Q: With the advent of Java and Microsoft .Net, what role do you see Intel playing in terms of advancing the coming generation of enterprise computing? The whole reason that run-time environments have emerged is to make software more productive and more portable. We look at those things from the silicon up, and we have a whole new set of potential things we can do to make run-time environments run great. That's the area of our focus. [What] we find is we can make caches work really great for Just-in-Time [JIT] applications. Another example might be garbage collection. All of these run-time environments have garbage collectors associated with them. We can add a few instructions, change the optimization event, and make garbage collectors run really great. That's really our job. We look up into these software environments, find those common elements of a core or primitives, and then we melt them into silicon. Some of that might be worth melting into drivers initially and then into firmware of the processor and eventually all the way into gates in the chip.

Q: What is the relationship between Web services and peer-to-peer computing?If we had this conversation a year and a half ago, we would have started out talking about peer-to-peer and what we're doing in silicon. Now we say Web services and what we're doing in silicon about it. In my view, they are all part of an inexorable march toward fully distributed computing. To me it's not clear if Web services is sort of today's vogue statement around that overall trend, or if in fact it is a stable point for development environments of the future. I sort of tend to think it's a little bit of a vogue, but it's all a consistent direction, just as peer-to-peer was and distributed services and now Web services are. And if you've noticed some of the most recent announcements around some of the Web services stuff, people are putting a grid layer on top of their Web services infrastructure. These topics are highly interrelated activities and some deal with the granularity of the application, some deal with the abstraction and the resource, and some deal with the model of the distributed network.

Q: In terms of accelerating the performance of things specifically, like the SOAP (Simple Object Access Protocol) stack in Web services, what might Intel be doing? People might put SOAP accelerators at the edge of the firewall. That may be a good place for people to do different caching elements and accelerators. We see things like ... offload engines coming into the platform, mostly in the NICs and the chip sets over time. That's where you expose more of the SOAP protocol. I don't see it getting all the way into the CPU instruction set for quite a while. But eventually, that could in fact be the case.

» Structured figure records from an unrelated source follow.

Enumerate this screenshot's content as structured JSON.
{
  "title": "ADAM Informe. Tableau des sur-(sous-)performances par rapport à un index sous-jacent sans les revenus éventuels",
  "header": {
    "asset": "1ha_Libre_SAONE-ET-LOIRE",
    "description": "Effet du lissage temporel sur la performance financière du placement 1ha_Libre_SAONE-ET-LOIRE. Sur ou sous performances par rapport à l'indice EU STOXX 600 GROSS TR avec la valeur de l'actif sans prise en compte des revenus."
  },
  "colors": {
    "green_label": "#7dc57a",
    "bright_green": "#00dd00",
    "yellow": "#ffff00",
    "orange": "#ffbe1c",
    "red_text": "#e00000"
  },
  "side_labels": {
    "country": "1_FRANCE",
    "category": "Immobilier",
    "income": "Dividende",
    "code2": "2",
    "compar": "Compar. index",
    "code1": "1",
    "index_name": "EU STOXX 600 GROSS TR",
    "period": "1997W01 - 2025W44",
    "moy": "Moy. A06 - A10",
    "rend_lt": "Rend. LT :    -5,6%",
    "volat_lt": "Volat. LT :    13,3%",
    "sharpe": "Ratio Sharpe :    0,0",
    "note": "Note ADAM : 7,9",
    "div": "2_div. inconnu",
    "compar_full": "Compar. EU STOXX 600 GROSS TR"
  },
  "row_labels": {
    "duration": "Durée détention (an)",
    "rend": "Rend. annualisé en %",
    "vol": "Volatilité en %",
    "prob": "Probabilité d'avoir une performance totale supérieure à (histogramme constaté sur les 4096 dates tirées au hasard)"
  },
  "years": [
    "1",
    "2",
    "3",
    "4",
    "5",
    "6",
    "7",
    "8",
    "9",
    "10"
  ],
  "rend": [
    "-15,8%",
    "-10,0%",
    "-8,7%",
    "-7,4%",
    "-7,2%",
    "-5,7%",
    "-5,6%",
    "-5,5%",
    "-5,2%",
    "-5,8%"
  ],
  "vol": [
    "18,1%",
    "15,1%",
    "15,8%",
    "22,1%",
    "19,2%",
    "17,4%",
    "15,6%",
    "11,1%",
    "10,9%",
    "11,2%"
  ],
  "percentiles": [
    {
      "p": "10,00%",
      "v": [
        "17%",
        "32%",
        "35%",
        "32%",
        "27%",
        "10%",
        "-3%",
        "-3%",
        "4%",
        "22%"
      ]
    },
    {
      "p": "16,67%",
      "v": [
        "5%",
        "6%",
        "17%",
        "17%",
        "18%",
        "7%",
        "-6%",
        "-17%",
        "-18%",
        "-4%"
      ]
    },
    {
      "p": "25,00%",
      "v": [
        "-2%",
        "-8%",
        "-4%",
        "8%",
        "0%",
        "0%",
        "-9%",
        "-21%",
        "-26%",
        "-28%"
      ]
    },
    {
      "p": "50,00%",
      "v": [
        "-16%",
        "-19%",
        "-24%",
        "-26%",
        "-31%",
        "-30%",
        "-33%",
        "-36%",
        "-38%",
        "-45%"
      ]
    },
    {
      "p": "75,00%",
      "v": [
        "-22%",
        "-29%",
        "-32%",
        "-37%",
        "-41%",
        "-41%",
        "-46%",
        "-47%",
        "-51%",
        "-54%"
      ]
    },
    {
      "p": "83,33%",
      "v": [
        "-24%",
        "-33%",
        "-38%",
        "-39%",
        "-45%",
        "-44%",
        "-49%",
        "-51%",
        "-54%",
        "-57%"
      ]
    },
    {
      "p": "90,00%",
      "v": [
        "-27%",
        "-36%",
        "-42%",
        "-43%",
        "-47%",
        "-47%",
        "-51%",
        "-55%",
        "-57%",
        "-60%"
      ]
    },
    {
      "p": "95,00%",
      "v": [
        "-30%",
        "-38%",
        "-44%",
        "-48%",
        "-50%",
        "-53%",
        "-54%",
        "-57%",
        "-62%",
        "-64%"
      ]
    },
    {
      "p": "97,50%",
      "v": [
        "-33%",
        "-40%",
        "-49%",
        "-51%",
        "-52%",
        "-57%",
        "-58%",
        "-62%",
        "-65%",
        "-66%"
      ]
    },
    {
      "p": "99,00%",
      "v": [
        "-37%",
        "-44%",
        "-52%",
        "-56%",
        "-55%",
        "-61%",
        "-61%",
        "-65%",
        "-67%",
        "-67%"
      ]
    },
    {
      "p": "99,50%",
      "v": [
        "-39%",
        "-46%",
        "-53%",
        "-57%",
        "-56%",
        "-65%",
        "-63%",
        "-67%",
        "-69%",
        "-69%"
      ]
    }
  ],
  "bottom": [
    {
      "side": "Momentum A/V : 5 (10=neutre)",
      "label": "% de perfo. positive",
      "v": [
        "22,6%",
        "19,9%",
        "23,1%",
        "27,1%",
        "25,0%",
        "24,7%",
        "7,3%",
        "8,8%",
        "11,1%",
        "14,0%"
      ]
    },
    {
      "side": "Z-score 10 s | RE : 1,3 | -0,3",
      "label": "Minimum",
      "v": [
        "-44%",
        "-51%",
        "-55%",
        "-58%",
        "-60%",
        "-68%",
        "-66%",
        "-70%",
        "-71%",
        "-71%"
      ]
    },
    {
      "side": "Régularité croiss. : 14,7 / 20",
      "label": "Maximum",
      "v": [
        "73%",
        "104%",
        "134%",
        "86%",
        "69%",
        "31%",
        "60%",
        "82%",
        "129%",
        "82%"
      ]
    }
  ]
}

Q: What impact is the overhead associated with processing XML going to have on hardware? Most systems today would appear to be in need of an upgrade as companies move to embrace XML. Isn't it great? I just love these abstract data types and all this interpretive language stuff. You need more security in the network and you need more processing in the client. Man, I just love it. I'm being a little bit facetious. But what we would call the software spiral is alive and well, because now we have enough processing capabilities and enough network and bandwidth capability that you really can take this next step up in abstraction. And as you start to take advantage of that next layer of abstraction, you generate huge demands for additional computing. That's where computing enables new software models and those software models force demands on computing and then communication. That spiral is what we live and die for.

Q: Based on everything you are saying here, where will the line between personal and business computing be at the end of the day? It becomes harder and harder to distinguish as you go forward. Our technology is touched by about a quarter of the planet today. What we want to do is have our technology touch the other three-quarters of the planet and usher in an entirely new consumer and business application for what we're doing. I don't care about next week's revenue. I don't care about next year's revenue. I want to create a $100 billion Intel that is connecting the Internet to every human on the planet and transforming both business and social life for everybody on the planet.